The trailer sets up red flags for a problematic portrayal of autism from the word go. It hits on a number of tired Hollywood stereotypes about autism (many that are shared by Sheldon Cooper)

The character is a white man (ditto Cooper)

He is a savant level genius (ditto Cooper)

He is labeled as high-functioning (for more on why functioning labels are gross, see here)

He is played by a neurotypical actor (ditto Cooper)

To add insult to injury, the show’s summary on IMDB asks this question

can a person who doesn’t have the ability to relate to people actually save their lives?

This plays into the lie that autistic people lack empathy. A myth that is increasingly being debunked.

The trailer also sets the show up to be classic inspiration porn. A story of overcoming the prejudices of a hospital board that doesn’t want to hire him and potentially overcoming autism itself.

The most believable part of the trailer is the scene where a room full of people try to justify discrimination. Believable that is until an advocate for Dr. Murphy (because of course the autistic character isn’t advocating for themself) launches into an impassioned speech about how hiring Shaun will act as an inspiration to others.

We hire Shaun and we give hope to those people with limitations that those limitations are not what they think they are. THAT THEY DO HAVE A SHOT!!!”

*bursts into tears from being so moved*

I’m kidding. This shit makes me sick.

It makes me sick because this character has been created specifically to be palatable to a neurotypical audience. He has been given special skills that exist entirely to make up for the less palatable autistic characteristics. Sure he’s socially awkward and might react strongly to loud noises but he’ll save your child when everyone else would fail. That but is the problem. We’re unlikely to see a medical drama where the doctor just happens to be autistic without the bells and whistles of a highly fictionalized savantism.
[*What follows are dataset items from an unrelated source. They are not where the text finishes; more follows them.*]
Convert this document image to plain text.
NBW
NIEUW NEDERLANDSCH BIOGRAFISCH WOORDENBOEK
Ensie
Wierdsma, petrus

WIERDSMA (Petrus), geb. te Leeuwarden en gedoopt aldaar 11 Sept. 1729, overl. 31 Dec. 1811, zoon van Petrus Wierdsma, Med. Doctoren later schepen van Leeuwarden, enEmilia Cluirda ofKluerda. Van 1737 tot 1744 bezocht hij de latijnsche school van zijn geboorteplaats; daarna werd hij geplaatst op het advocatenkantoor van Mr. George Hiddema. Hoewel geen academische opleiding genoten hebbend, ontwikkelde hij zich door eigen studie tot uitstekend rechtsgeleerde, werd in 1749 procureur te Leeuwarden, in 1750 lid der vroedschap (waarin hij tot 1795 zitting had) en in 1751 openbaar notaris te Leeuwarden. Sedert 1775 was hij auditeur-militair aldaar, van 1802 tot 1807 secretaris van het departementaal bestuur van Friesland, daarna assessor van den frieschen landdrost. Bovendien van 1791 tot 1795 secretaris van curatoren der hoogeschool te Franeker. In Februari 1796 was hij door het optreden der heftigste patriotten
But neither show has been released yet, so why am I already concerned? I know I’ll get asked because I’ve criticized the marketing for media portrayals of disability before.

The simple answer is that the marketing is in and of itself worthy of critique. How companies choose to sell stories around disability can have as much impact as the stories themselves. I find it unlikely that CBS (Young Sheldon) and ABC (The Good Doctor) are catfishing their prospective audiences and that the shows will be drastically different from what their marketing says they will be.

In the case of Young Sheldon, get ready to laugh at an awkward child (who will be denied a diagnosis so you can pretend you’re not laughing at a disabled child) for his awkwardness.

In the case of The Good Doctor, prepare to be inspired by a highly stereotyped and false but comfortable version of autism that tells you that disabled people are valuable only if they can overcome their disabilities.

I want better stories. I’m sick of disability portrayals. I want actual representation but that would require actually hiring disabled people.